Member of Chhattisgarh Legislative Assembly
- In office 8 December 2013 – 3 December 2023
- Preceded by: Ramvichar Netam
- Succeeded by: Ramvichar Netam
- Constituency: Ramanujganj

Personal details
- Born: 7 October 1960 (age 65) Bhanwarmal, Chhattisgarh, India
- Party: Indian National Congress (-2023)
- Spouse: Sheila Singh
- Education: 8th Pass
- Occupation: Politician
- Website: www.akgmedia.in

= Brihaspat Singh =

Indian politician

Brihaspat Singh (born 7 October 1960) was an MLA in Chhattisgarh from The Indian National Congress.

==Political career==
He has been the president of District Congress Committee and a member of the District Panchayat.

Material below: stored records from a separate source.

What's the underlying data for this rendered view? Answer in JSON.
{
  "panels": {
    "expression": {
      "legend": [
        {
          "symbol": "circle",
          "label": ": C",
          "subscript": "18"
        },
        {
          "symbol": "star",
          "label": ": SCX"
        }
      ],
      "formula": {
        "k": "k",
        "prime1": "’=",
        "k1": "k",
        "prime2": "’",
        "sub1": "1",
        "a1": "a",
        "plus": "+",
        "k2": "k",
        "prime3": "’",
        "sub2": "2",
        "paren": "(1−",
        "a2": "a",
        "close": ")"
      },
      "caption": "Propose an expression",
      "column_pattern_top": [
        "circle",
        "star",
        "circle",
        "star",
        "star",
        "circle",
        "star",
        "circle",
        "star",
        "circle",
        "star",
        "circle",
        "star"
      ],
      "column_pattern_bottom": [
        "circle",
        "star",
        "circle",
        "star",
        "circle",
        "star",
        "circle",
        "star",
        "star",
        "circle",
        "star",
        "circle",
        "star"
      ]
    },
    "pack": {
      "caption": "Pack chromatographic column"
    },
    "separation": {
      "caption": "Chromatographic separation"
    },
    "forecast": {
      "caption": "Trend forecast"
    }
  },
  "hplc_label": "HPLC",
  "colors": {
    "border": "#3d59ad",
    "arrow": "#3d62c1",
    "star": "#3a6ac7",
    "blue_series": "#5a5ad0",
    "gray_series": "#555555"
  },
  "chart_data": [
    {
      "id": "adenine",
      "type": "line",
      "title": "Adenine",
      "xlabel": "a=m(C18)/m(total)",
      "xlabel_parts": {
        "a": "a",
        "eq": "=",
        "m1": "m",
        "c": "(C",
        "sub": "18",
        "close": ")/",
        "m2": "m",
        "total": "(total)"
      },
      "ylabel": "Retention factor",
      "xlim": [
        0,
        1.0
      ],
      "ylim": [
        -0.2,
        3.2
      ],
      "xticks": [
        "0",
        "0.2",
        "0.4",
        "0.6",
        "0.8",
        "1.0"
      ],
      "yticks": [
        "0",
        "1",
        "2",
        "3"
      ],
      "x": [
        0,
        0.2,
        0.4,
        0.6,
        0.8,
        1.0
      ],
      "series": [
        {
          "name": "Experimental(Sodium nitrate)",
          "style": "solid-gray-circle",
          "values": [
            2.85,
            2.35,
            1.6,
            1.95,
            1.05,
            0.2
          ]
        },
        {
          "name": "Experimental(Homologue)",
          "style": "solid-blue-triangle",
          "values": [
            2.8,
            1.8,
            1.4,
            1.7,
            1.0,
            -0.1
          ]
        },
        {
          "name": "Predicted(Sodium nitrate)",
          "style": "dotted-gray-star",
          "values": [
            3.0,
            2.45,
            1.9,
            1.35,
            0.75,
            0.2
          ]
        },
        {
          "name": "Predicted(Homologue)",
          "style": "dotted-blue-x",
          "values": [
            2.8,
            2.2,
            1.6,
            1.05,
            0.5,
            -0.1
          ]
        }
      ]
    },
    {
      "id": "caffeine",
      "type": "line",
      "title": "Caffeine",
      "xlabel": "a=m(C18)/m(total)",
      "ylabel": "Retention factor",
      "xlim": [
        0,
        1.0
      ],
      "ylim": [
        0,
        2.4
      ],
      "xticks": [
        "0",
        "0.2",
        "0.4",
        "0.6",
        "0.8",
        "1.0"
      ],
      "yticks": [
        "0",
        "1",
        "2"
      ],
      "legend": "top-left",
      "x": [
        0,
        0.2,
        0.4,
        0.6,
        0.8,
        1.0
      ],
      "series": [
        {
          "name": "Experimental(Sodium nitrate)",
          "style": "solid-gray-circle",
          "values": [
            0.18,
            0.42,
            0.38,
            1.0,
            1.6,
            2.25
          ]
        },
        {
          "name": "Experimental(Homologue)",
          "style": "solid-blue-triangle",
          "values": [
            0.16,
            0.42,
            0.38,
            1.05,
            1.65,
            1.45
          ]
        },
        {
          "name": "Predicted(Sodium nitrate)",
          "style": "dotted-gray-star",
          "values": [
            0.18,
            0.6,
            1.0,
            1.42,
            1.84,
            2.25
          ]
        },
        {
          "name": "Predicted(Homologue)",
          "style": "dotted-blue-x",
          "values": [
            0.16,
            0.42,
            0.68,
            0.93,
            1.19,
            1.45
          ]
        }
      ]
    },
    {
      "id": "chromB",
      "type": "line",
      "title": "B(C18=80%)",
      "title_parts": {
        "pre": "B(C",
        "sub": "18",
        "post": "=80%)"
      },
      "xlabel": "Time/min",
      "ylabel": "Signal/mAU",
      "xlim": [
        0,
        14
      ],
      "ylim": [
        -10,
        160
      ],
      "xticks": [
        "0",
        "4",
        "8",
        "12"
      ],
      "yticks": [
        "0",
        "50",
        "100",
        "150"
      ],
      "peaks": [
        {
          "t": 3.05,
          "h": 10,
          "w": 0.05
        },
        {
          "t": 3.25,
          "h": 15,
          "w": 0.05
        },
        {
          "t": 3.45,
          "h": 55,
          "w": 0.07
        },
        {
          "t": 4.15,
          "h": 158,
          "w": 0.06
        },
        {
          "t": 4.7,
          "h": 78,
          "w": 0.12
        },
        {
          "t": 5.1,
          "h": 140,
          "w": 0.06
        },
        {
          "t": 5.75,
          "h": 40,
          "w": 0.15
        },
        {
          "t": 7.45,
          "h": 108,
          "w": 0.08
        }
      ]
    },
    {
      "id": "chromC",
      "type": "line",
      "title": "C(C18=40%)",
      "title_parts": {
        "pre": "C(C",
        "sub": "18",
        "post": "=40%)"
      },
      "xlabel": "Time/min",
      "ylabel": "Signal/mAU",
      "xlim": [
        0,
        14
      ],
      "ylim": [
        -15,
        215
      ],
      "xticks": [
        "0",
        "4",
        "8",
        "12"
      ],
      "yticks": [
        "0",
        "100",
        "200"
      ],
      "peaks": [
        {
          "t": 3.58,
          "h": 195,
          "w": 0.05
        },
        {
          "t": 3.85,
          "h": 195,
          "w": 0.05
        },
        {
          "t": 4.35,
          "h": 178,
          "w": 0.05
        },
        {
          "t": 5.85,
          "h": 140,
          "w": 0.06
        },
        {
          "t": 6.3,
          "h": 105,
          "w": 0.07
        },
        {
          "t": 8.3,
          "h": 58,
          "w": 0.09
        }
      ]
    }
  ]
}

He is a major tribal leader in Surguja region.

In the year 2013, he became an MLA in the Chhattisgarh Legislative Assembly for the first time from Ramanujganj (Vidhan Sabha constituency). In 2021, he alleged an attempt on his life by aides of then-health minister T.S. Singh Deo on him. After Congress' loss in the 2023 assembly elections, he criticized the AICC committee for being too centralized. He was then suspended from Congress for a period of six years for 'anti-party activities'.